Most organizations involve a small group: HR or Talent Development leaders to decide whether to enable MCP for the organization, and optionally an IT or Security partner to review the integration’s technical architecture and security model. Because there is no vendor implementation project, API key configuration, or custom development required, the internal lift is minimal. Admins enable MCP with a single toggle. Individual team members connect their AI assistant using their existing Cloverleaf credentials—no IT involvement needed. Cloverleaf provides documentation to support this process and make internal alignment easier.
Many tools make assessment data available through search or lookup features. What makes Cloverleaf’s MCP integration different is that coaching insights surface based on the actual question a manager is asking in their AI conversation.
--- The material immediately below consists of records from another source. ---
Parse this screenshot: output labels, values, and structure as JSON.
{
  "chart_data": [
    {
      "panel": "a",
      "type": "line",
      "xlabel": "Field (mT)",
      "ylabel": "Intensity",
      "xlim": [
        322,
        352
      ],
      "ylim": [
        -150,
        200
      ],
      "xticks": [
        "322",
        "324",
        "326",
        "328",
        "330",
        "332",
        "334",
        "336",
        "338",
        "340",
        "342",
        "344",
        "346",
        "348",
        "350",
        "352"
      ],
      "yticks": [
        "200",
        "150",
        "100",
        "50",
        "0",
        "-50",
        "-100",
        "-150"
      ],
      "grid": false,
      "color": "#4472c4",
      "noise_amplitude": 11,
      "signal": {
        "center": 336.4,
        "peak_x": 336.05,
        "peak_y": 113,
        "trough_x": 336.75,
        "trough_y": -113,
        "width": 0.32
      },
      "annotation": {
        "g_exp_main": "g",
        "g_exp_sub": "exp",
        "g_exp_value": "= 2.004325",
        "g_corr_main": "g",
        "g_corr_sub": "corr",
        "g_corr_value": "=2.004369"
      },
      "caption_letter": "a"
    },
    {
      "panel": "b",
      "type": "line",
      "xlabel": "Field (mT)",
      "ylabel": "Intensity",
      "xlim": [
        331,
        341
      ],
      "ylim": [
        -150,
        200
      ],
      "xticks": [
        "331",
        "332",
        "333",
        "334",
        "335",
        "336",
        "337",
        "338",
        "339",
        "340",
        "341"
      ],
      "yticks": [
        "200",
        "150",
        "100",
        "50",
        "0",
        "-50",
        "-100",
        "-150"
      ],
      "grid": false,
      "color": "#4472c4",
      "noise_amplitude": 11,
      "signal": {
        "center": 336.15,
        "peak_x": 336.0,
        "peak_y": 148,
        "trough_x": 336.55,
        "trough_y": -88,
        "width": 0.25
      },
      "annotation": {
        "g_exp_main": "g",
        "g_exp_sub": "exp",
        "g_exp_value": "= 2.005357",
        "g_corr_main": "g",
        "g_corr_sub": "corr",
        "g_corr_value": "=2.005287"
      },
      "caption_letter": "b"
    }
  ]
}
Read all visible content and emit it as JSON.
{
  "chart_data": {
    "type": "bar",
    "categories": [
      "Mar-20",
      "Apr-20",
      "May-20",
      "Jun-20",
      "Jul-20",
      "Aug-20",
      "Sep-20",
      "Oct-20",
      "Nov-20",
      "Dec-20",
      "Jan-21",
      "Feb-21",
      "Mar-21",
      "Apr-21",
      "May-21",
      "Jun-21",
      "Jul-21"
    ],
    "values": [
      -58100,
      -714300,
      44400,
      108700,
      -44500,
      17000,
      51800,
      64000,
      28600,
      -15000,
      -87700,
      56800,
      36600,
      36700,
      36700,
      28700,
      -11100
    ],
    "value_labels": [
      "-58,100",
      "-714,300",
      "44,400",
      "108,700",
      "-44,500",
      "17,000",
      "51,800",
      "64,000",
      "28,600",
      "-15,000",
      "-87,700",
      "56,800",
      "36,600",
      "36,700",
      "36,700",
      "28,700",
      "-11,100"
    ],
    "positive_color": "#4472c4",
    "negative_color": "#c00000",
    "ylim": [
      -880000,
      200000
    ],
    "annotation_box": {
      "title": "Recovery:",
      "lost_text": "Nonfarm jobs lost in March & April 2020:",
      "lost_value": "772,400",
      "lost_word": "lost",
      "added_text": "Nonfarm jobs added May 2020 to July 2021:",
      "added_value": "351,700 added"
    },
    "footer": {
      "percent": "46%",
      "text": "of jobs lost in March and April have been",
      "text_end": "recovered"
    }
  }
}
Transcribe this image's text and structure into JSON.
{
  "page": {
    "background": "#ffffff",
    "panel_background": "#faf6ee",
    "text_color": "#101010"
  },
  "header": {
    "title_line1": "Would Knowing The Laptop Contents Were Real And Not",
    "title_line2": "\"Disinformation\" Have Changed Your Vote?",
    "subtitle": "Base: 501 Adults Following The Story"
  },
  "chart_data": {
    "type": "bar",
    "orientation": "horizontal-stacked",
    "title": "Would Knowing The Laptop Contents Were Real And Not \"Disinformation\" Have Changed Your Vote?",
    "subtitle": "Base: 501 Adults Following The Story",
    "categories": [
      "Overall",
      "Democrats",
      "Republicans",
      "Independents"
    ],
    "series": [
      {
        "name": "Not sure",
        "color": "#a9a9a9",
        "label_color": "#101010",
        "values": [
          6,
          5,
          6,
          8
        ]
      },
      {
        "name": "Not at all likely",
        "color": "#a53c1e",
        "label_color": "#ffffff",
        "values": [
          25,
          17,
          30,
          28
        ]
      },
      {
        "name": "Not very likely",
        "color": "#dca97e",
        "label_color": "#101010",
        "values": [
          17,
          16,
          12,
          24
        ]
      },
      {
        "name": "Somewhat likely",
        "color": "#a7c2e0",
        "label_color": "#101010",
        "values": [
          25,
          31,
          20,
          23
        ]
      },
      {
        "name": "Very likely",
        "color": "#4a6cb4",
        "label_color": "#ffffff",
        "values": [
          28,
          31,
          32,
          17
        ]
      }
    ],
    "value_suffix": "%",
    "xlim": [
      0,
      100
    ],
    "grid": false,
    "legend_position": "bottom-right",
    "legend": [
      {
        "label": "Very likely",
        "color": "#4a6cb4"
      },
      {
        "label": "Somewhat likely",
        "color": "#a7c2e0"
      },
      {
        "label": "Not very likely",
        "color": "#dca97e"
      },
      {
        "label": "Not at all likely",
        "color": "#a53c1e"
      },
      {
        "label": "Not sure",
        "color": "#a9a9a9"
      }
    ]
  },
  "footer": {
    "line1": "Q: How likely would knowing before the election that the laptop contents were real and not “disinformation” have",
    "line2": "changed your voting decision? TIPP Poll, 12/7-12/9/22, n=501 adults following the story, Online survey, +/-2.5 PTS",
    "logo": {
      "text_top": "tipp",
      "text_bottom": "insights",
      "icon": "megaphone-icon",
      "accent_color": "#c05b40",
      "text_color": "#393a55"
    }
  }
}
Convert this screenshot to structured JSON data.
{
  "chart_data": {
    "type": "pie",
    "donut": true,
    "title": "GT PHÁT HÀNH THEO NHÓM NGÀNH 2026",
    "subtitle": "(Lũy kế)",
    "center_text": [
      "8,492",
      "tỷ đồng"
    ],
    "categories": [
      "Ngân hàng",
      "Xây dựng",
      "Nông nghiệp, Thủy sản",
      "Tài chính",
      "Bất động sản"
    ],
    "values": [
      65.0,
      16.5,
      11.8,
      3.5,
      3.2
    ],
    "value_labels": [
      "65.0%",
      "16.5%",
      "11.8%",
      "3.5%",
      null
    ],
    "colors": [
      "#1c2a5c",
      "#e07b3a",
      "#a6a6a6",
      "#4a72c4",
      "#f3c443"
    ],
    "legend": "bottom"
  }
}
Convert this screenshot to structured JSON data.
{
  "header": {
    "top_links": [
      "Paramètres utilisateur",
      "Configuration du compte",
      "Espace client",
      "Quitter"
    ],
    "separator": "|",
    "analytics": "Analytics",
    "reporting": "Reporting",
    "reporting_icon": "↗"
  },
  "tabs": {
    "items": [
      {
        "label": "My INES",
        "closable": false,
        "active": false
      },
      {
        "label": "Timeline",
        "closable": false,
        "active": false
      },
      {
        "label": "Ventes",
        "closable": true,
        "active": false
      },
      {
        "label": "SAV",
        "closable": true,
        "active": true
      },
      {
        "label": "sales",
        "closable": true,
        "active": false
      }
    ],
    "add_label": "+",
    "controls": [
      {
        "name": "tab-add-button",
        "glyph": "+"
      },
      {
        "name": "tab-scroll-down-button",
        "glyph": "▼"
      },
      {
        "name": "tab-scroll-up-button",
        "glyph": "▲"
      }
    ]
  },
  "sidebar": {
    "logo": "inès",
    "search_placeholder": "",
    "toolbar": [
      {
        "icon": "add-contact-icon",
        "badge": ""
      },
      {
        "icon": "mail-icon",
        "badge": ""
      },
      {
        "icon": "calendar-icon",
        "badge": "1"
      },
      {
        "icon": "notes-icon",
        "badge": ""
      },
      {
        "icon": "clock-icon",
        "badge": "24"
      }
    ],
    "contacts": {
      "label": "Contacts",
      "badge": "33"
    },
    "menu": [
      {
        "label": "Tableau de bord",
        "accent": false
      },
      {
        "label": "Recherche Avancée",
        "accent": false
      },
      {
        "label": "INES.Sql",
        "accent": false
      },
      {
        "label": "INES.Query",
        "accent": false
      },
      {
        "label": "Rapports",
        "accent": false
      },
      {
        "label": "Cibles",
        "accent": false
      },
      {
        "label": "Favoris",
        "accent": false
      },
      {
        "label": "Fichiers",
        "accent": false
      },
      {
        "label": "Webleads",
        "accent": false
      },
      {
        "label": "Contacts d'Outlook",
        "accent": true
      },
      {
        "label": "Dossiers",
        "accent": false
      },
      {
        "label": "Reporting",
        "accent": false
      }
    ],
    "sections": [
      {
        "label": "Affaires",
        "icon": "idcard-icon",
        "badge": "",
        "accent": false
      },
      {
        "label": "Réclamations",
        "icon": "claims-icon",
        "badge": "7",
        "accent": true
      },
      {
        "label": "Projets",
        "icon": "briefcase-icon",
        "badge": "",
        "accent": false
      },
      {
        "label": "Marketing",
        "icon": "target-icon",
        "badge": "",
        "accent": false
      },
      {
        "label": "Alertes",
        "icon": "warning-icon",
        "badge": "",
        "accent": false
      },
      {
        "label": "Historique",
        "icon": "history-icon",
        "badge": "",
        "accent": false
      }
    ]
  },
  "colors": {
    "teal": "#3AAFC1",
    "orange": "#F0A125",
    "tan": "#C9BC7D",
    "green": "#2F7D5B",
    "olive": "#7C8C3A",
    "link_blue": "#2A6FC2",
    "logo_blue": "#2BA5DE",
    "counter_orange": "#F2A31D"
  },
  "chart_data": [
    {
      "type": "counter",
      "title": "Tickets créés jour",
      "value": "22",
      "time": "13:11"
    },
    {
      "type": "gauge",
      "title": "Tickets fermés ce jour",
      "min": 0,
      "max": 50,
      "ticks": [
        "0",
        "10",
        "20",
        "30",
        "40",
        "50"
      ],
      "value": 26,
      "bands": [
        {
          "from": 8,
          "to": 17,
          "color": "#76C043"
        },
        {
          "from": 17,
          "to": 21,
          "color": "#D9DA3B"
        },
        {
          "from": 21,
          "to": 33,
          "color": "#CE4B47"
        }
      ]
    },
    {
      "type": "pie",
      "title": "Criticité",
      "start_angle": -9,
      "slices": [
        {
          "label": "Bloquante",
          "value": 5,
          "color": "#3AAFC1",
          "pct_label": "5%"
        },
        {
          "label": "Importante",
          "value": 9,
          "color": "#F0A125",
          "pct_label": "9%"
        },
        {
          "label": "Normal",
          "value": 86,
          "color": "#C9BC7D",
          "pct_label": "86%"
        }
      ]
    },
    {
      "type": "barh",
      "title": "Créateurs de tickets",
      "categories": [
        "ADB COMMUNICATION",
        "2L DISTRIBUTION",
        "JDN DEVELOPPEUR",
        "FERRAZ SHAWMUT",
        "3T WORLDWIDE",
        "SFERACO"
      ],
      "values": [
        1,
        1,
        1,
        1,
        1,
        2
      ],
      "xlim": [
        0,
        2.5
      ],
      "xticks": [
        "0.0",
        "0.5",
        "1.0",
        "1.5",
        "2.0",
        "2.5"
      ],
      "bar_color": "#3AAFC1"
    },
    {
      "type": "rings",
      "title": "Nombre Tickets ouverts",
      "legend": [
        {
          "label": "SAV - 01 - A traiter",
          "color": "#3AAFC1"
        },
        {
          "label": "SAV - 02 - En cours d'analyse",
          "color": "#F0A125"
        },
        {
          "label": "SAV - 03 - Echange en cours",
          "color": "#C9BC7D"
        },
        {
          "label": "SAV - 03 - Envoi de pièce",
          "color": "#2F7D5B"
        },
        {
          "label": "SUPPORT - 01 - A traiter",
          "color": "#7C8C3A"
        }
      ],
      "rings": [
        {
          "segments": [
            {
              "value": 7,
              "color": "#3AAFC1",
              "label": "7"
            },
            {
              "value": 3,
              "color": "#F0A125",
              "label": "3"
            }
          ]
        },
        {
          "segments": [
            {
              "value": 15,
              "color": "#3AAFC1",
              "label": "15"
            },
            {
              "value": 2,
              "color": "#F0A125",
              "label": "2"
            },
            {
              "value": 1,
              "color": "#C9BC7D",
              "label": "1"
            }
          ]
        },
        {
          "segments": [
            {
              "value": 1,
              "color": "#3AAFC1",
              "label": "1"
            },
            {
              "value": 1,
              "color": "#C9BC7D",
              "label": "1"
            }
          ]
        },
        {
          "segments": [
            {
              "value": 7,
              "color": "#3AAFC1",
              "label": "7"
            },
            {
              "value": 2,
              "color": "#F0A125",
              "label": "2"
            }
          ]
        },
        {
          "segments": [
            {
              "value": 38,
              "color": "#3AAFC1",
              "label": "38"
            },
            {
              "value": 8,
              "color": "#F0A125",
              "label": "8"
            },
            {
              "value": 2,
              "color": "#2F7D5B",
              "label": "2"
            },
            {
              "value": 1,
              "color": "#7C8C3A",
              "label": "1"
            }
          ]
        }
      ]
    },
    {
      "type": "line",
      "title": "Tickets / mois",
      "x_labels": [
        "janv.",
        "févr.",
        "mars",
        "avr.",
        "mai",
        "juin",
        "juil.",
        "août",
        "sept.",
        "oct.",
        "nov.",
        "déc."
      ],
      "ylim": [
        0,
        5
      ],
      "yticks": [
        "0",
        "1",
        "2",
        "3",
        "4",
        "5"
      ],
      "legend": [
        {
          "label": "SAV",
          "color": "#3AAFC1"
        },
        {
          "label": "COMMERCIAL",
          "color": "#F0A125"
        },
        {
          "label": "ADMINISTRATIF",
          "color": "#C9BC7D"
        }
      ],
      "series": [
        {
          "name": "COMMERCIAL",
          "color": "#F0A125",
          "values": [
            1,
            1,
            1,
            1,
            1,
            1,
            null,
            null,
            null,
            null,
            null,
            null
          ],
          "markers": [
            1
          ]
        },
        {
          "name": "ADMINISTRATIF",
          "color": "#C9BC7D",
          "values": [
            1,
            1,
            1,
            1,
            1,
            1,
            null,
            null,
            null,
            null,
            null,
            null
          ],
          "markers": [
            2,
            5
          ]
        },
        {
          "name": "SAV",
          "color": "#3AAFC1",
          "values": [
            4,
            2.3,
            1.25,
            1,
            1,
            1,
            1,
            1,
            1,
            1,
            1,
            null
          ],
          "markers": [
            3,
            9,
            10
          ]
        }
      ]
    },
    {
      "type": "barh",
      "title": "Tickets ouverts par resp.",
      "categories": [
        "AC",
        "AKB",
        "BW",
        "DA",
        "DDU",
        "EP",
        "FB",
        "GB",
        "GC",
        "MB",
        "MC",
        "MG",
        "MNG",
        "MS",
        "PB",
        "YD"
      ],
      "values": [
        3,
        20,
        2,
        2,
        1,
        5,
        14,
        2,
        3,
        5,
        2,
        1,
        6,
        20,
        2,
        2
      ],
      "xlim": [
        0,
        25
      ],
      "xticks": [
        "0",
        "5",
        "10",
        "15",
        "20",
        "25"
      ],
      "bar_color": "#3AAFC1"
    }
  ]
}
When a manager asks “How should I approach feedback with this teammate?” the AI assistant doesn’t just retrieve a personality profile—it synthesizes that person’s DISC, Enneagram, communication preferences, and coaching insights into specific guidance relevant to the manager’s question. The same assessment data informs different recommendations depending on context: preparing for a difficult conversation, onboarding a new team member, resolving conflict, or planning a meeting. Assessment data that typically sits static in an LMS becomes dynamic coaching that responds to what managers actually need in the moment.
Users can search for teammates in their Cloverleaf network and retrieve full personality and coaching profiles—including DISC, Enneagram, 16-Types, StrengthsFinder, and other assessment results the organization has enabled. They can also access communication preferences, working style insights, and coaching recommendations based on those assessments. Users can only access data about people they’re already connected to in Cloverleaf based on their role and permissions—the same data they’d see if they logged into Cloverleaf directly. Admins control which assessments are available organization-wide and which teams or individuals receive coaching.